Well at Kaiser they do, and this wasn’t the first time.

This was at least the third time, I’ve received a call from an ER doctor checking up on me. It seems every time I have my blood checked late in the day (which occurred yesterday), after all the doctors in the office are long gone, I get a call checking up on me.

While that may seem like a little thing to some, and I wouldn’t have thought any less of Kaiser or the ER doctor, had the doctor not called, it is comforting to know someone actually cares about their job and their patients. You don’t find that too often any more in todays hectic, “it’s all about me” world.

Anywaze, I was happy to find out my lymphocyte count had dropped below 100 thou/cumm to 99 thou/cumm, after jumping to 106 thou/cumm last month. I still don’t consider that very significant, since at these levels variations in results can be extreme.

The good news is I’m still feeling fine. I do have a few issues, but nothing I am too concerned about just yet, and probably no more then most other people.

14
Jan

Time marches on

categories Edie, My MCL     Comments (0)

OK, as some of you may have noted, I’ve reverted back to the old theme. I guess I wasn’t really happy with the new theme either, so…………….

In the interim, while I work on a new and improved design, I thought I’d give everyone an update on what has transpired, over the course of the past month, with Edie and me.

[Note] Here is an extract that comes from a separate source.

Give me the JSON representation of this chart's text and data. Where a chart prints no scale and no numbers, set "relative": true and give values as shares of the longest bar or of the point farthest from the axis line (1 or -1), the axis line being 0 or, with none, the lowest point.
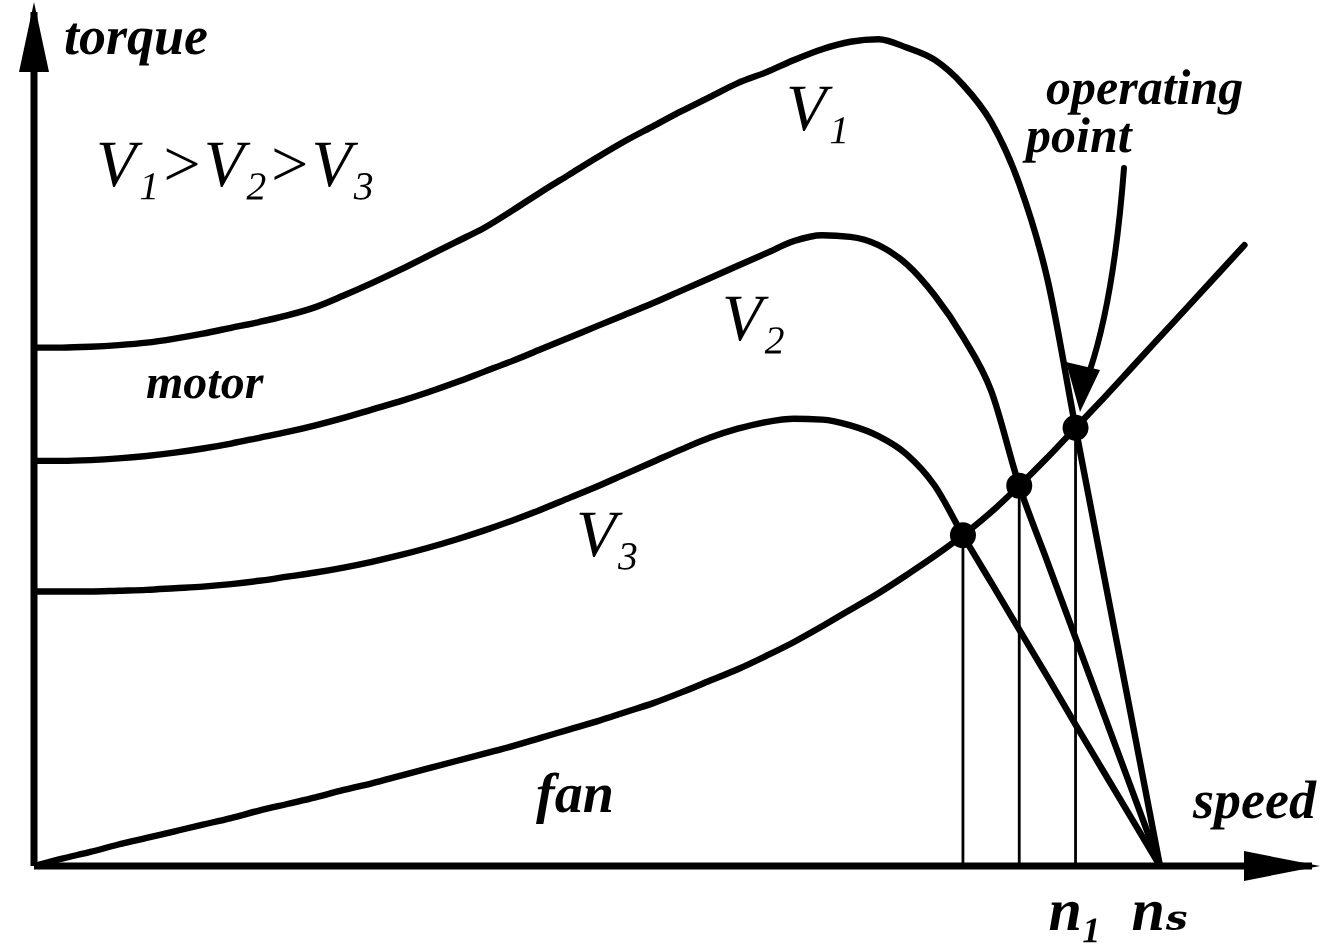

I’m pretty much still the same, although my lymphocyte count did take a big jump, from 86 thou/cum in November to 106 thou/cum in December. I have been as high as 95 thou/cumm in previous months, so that’s not as big a jump as it might appear at first glance.

The good news is my hemoglobin and platelets were stable, even improved some, from November, so my bone marrow still appears to be functioning, at least partially well, leading me to believe the test may have been a fluke. It is known that when the numbers get that high, the variations also increase. I’ll know more next week, when I have my next blood test.

As for Edie, she is currently getting ready for an autologous peripheral blood stem cell transplant (PBSCT).

Today she goes for a tread mill test and tomorrow an echo cardiagram to make sure her heart is up to it. If everything looks good, she’ll receive her first cytoxan infusion on Friday, to kill off what ever myeloma may be left after the Velcade treatments. Then the following week she’ll be receiving growth stimulating drugs, stimulating the production of stem cells.

If all goes well, she’ll have are stem cells collected at the end of the month, and the transplant sometime either the end of this month, or the beginning of February.

After that’s it’s simply a waiting game, hopefully learning how successful the transplant was about 30 days afterwards.

I’ll keep everyone posted as time goes on.